The bulk of the book tells the story of how Chiang Kai Shek and the Soong sisters, one of whom he married, together with his brother-in-law, T V Soong, “lost” China and fooled America into believing that by supporting Chiang, they had a puppet they could manipulate. America was taken in by a combination of factors – that Chiang and the Soongs were graduates from American universities (Chiang was from Harvard) and became Southern Baptists (an important factor to Christian America – it was fervent in its zeal to spread its Christian religion to the Chinese peasants), Chiang’s dishonesty, his sister-in-law’s cunning, the popularity of Pearl Buck’s book The Good Earth, America’s ignorance of China and the Chinese, and lastly, America’s own “China Lobby” consisting of top aides of President Franklin Roosevelt who believed that Chiang would beat the Japanese and also the communists. Billions of dollars were given to Chiang’s “New China.”

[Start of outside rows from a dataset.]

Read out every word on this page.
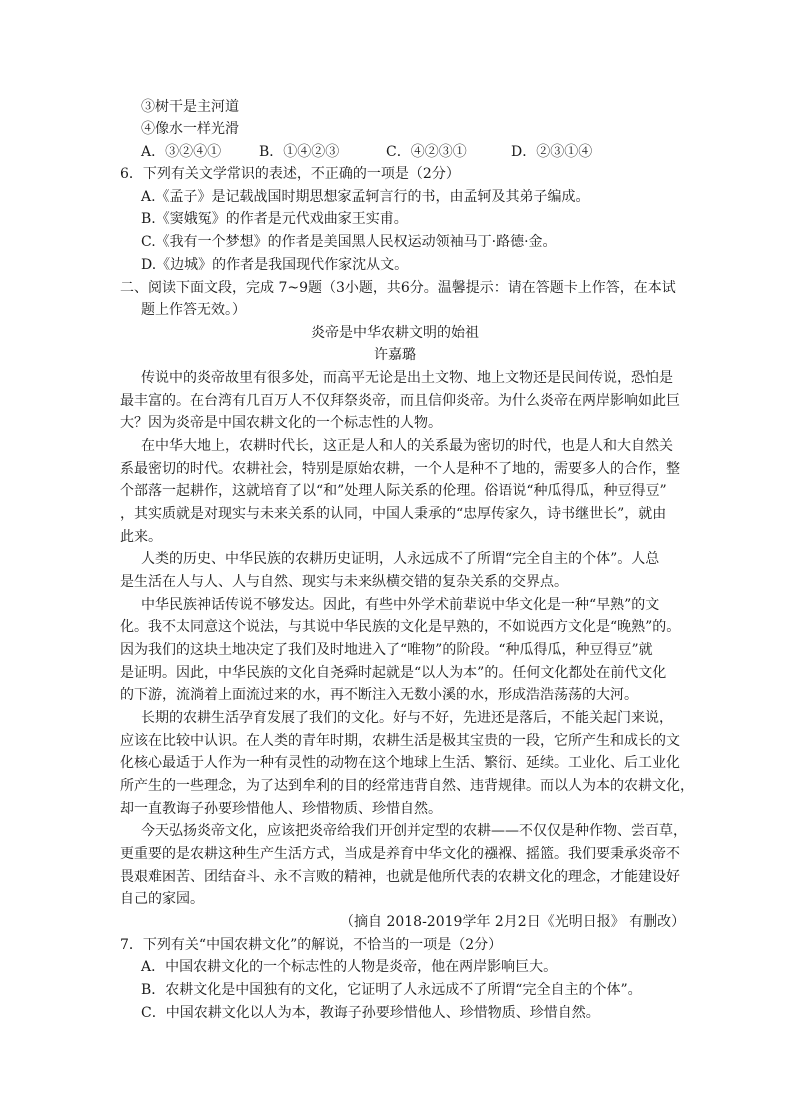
③树干是主河道
④像水一样光滑
A．③②④①	B．①④②③	C．④②③①	D．②③①④
6．下列有关文学常识的表述，不正确的一项是（2分）
A.《孟子》是记载战国时期思想家孟轲言行的书，由孟轲及其弟子编成。
B.《窦娥冤》的作者是元代戏曲家王实甫。
C.《我有一个梦想》的作者是美国黑人民权运动领袖马丁·路德·金。
D.《边城》的作者是我国现代作家沈从文。
二、阅读下面文段，完成 7~9题（3小题，共6分。温馨提示：请在答题卡上作答，在本试
题上作答无效。）
炎帝是中华农耕文明的始祖
许嘉璐
传说中的炎帝故里有很多处，而高平无论是出土文物、地上文物还是民间传说，恐怕是
最丰富的。在台湾有几百万人不仅拜祭炎帝，而且信仰炎帝。为什么炎帝在两岸影响如此巨
大？因为炎帝是中国农耕文化的一个标志性的人物。
在中华大地上，农耕时代长，这正是人和人的关系最为密切的时代，也是人和大自然关
系最密切的时代。农耕社会，特别是原始农耕，一个人是种不了地的，需要多人的合作，整
个部落一起耕作，这就培育了以“和”处理人际关系的伦理。俗语说“种瓜得瓜，种豆得豆”
，其实质就是对现实与未来关系的认同，中国人秉承的“忠厚传家久，诗书继世长”，就由
此来。
人类的历史、中华民族的农耕历史证明，人永远成不了所谓“完全自主的个体”。人总
是生活在人与人、人与自然、现实与未来纵横交错的复杂关系的交界点。
中华民族神话传说不够发达。因此，有些中外学术前辈说中华文化是一种“早熟”的文
化。我不太同意这个说法，与其说中华民族的文化是早熟的，不如说西方文化是“晚熟”的。
因为我们的这块土地决定了我们及时地进入了“唯物”的阶段。“种瓜得瓜，种豆得豆”就
是证明。因此，中华民族的文化自尧舜时起就是“以人为本”的。任何文化都处在前代文化
的下游，流淌着上面流过来的水，再不断注入无数小溪的水，形成浩浩荡荡的大河。
长期的农耕生活孕育发展了我们的文化。好与不好，先进还是落后，不能关起门来说，
应该在比较中认识。在人类的青年时期，农耕生活是极其宝贵的一段，它所产生和成长的文
化核心最适于人作为一种有灵性的动物在这个地球上生活、繁衍、延续。工业化、后工业化
所产生的一些理念，为了达到牟利的目的经常违背自然、违背规律。而以人为本的农耕文化，
却一直教诲子孙要珍惜他人、珍惜物质、珍惜自然。
今天弘扬炎帝文化，应该把炎帝给我们开创并定型的农耕——不仅仅是种作物、尝百草，
更重要的是农耕这种生产生活方式，当成是养育中华文化的襁褓、摇篮。我们要秉承炎帝不
畏艰难困苦、团结奋斗、永不言败的精神，也就是他所代表的农耕文化的理念，才能建设好
自己的家园。
（摘自 2018-2019学年 2月2日《光明日报》 有删改）
7．下列有关“中国农耕文化”的解说，不恰当的一项是（2分）
A．中国农耕文化的一个标志性的人物是炎帝，他在两岸影响巨大。
B．农耕文化是中国独有的文化，它证明了人永远成不了所谓“完全自主的个体”。
C．中国农耕文化以人为本，教诲子孙要珍惜他人、珍惜物质、珍惜自然。
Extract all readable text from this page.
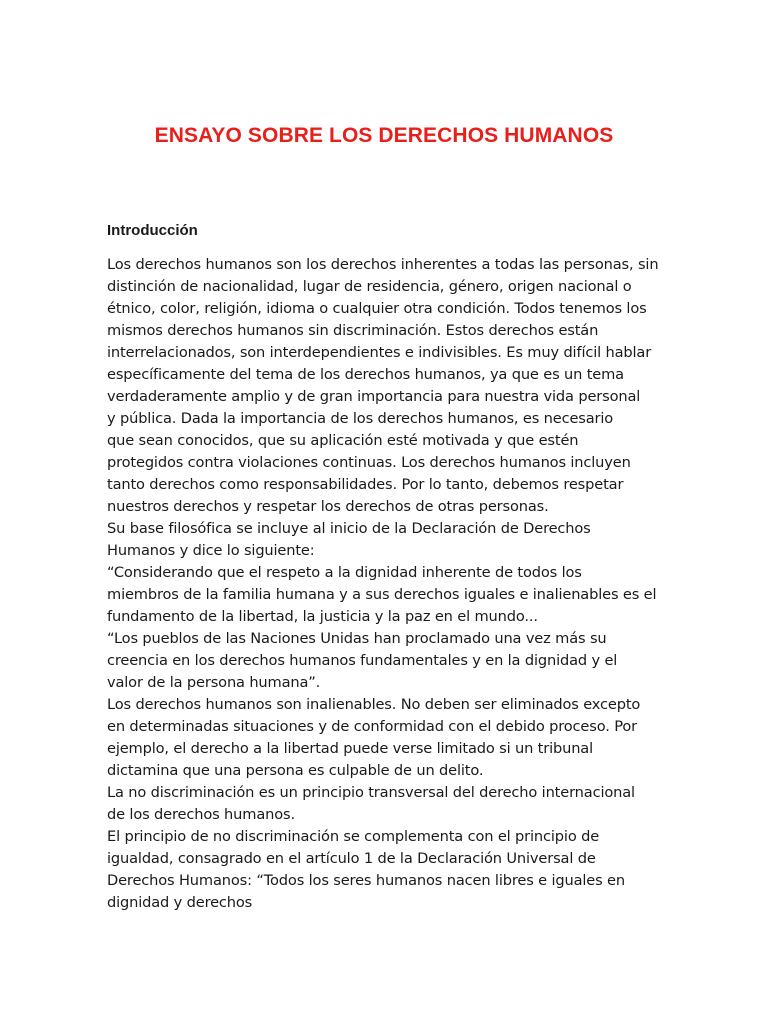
ENSAYO SOBRE LOS DERECHOS HUMANOS
Introducción
Los derechos humanos son los derechos inherentes a todas las personas, sin
distinción de nacionalidad, lugar de residencia, género, origen nacional o
étnico, color, religión, idioma o cualquier otra condición. Todos tenemos los
mismos derechos humanos sin discriminación. Estos derechos están
interrelacionados, son interdependientes e indivisibles. Es muy difícil hablar
específicamente del tema de los derechos humanos, ya que es un tema
verdaderamente amplio y de gran importancia para nuestra vida personal
y pública. Dada la importancia de los derechos humanos, es necesario
que sean conocidos, que su aplicación esté motivada y que estén
protegidos contra violaciones continuas. Los derechos humanos incluyen
tanto derechos como responsabilidades. Por lo tanto, debemos respetar
nuestros derechos y respetar los derechos de otras personas.
Su base filosófica se incluye al inicio de la Declaración de Derechos
Humanos y dice lo siguiente:
“Considerando que el respeto a la dignidad inherente de todos los
miembros de la familia humana y a sus derechos iguales e inalienables es el
fundamento de la libertad, la justicia y la paz en el mundo...
“Los pueblos de las Naciones Unidas han proclamado una vez más su
creencia en los derechos humanos fundamentales y en la dignidad y el
valor de la persona humana”.
Los derechos humanos son inalienables. No deben ser eliminados excepto
en determinadas situaciones y de conformidad con el debido proceso. Por
ejemplo, el derecho a la libertad puede verse limitado si un tribunal
dictamina que una persona es culpable de un delito.
La no discriminación es un principio transversal del derecho internacional
de los derechos humanos.
El principio de no discriminación se complementa con el principio de
igualdad, consagrado en el artículo 1 de la Declaración Universal de
Derechos Humanos: “Todos los seres humanos nacen libres e iguales en
dignidad y derechos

There is little that is conceptually new in the book, but it contains much detail that was new. Bradley is somewhat uneven, focusing too much on the China Lobby and Chiang and paying too little attention to others who played important roles in these dramas, such as Josef Stalin, Mao Zedong, the Japanese leaders, Ho Chi Minh, Korea’s leaders, and others.
Bradley makes the somewhat simplistic case for how we could have avoided WW II through continued sale of oil and other raw materials to Japan. There is also a tremendous obliviousness to Chairman Mao Zedong’s monstrosities and the 80 million Chinese murdered by Mao do not get a mention.
The faults aside, Bradley’s book is an excellent study of the intricacies and complexity of foreign policy analysis, to wit, that foreign policy is not a monolithic force controlled in a country’s capitol nor solely by its leader.